Background: Gene amplification in the 17q chromosomal region is observed frequently in breast cancers. An integrative bioinformatics analysis nominated MAP3K3 gene, located in 17q23, as a potential therapeutic target in breast cancer. This gene encodes the mitogen-activated protein kinase kinase kinase 3 (MEKK3), but has not yet been associated with cancer-causal genetic aberrations. Methods and Experiments: An integrative method of bioinformatics was deployed to identify MAP3K3/MEKK3 as a candidate oncogene that might be amplified in breast cancer through mining the public cancer genomic databases. Genomic quantitative PCR and FISH analysis was performed to confirmed that MAP3K3/MEKK3 amplification and overexpression in multiple breast cancer cell lines and in primary breast cancer specimens. The effect of MAP3K3 knock-down by shRNA on the malignant transformation and tumour cell proliferation in human breast cancer cell lines was also evaluated. Results: We found that MAP3K3 was amplified in approximately 8-20% of breast carcinomas, and that its over-expression was an independent prognostic marker for poor outcome with respect to relapse-free and overall survival, especially among the estrogen receptor-positive breast cancer patients. shRNA-mediated knockdown of MAP3K3 expression significantly inhibited cell proliferation and colony formation of MAP3K3-amplified breast cancer cell lines MCF7 and MDA-MB361, and promoted breast cancer cell apoptosis induced by TNFα, TRAIL, or a doxorubicin.
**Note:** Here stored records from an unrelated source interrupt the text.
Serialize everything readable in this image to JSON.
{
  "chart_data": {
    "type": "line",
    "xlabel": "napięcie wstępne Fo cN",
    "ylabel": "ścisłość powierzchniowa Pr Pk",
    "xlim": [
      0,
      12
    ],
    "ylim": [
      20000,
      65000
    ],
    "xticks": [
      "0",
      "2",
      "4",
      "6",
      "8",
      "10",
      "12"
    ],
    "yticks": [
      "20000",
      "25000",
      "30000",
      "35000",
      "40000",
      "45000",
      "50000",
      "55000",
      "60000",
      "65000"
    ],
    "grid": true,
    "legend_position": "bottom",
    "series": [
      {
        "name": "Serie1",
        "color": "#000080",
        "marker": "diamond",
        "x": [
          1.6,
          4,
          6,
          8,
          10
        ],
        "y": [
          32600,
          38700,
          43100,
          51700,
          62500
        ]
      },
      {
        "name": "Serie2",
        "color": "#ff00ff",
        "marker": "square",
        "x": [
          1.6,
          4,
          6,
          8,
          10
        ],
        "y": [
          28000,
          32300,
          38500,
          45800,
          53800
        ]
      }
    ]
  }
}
In addition, ectopic expression of MAP3K3, in collaboration with Ras, induced colony formation in both primary mouse embryonic fibroblasts and immortalized mammary epithelial cells (MCF-10A). Conclusions: Together, these results suggest that MAP3K3 is a potential biomarker indicating poor prognosis, contributes to resistance to therapy, and is an oncogene in breast carcinogenesis. Therefore, therapeutic targeting of MAP3K3 may be attractive in breast cancer patients with MAP3K3-amplified breast cancer.

Biography

Dr. Amy Hong Zhang, M.D., Ph. D., is currently an Assistant Professor in the Department of Pathology in University of Texas-M.D. Anderson Cancer Center in Houston, TX, specializing on breast cancer pathology. Prior to joining UT-MDACC, Dr. Zhang was an Assistant Professor in the Department of Pathology in the Baylor College of Medicine from 2006 to 2009. Dr. Zhang is an American Board certified practicing pathologist since 2003. Dr. Zhang has expertise in diagnosing breast cancer and the interpretation of the biomarkers relevant to breast cancer for patient care. Dr. Zhang is also actively participating in clinical teaching for the residents/fellows on surgical pathology. As an independent laboratory researcher, Dr. Zhang supervises research scientists and trainees on translational and laboratory research working on the characterization and development of new molecules significant for breast tumorigenesis. Her academic activities in recent years have led to a series of first author, co-author and senior author publications in recognized peer-reviewed journals.